For those of us who need a little bit of brush up on our school math, irrational numbers don’t have a definitive end nor fall into a pattern of repeating numbers… Like for example, some square roots like the square root of 2, Pi, Golden ratio, Euler’s number, the famous symbol ‘e’ which we see in scientific calculators…
Numbers being numbers don’t have colours and we the colour lovers need colours in everything! So why not weave them with lovely colours and see how the irrational number of the square root of 2 weaves up. Can we find some colourful ‘patterns’ even from an irrational number by the way it plays up in arranging them in 2 blocks of warp & weft?
Time to experiment. We make a warp with 9 lovely colours with mercerized cotton 5/2, each to an inch width. Take the first 40 decimals of the square root of 2 which is 1.4142135623730950488016887242096980785696. Numbered the warp colours from 1-9 and weave the same colours as per the above sequence.
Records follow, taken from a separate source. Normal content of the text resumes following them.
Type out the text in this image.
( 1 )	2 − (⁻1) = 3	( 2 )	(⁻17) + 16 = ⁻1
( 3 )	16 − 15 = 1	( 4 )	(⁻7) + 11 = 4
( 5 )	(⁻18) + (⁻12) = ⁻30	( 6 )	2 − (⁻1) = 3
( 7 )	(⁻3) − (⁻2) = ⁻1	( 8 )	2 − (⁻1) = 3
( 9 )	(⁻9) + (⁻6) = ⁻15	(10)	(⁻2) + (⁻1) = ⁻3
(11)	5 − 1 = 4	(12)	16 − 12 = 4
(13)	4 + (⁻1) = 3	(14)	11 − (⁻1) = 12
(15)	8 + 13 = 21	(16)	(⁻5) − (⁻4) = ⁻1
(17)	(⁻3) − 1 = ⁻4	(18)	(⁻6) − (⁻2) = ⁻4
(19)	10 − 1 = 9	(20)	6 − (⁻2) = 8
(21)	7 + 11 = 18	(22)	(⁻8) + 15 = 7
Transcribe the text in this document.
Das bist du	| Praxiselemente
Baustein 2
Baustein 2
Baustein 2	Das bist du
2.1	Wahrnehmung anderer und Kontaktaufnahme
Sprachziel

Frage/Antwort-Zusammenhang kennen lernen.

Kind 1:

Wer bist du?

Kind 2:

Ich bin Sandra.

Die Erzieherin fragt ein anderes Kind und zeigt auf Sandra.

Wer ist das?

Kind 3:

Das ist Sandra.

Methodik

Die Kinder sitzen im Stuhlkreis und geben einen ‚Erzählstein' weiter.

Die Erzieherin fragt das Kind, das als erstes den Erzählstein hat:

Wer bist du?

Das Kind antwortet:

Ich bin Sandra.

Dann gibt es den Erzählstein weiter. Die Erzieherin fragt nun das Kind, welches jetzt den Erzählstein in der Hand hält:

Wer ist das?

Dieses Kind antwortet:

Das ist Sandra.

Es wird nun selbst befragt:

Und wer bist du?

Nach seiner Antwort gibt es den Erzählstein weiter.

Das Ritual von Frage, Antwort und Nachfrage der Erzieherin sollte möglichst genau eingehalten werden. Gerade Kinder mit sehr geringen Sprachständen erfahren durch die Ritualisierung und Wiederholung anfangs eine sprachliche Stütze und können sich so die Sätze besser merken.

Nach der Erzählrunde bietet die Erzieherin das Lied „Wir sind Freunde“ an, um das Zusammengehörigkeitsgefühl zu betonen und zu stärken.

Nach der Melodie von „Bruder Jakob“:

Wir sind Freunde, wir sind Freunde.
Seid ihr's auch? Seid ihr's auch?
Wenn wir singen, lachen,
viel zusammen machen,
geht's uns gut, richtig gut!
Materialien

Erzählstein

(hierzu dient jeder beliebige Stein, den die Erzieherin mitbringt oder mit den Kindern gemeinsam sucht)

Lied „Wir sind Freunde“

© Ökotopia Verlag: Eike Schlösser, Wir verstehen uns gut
For ‘zero’, we decided to use black yarn for weft for that block. Each block was woven for half an inch.
Wow, a beautiful colour block! Anybody seeing a pattern somewhere?!
Coming back to Hippasus’ story, many other followers of Pythagoras did not acknowledge the existence of s ‘irrational numbers’ so much so when Hippasus was drowned at sea, they said it was a punishment by God!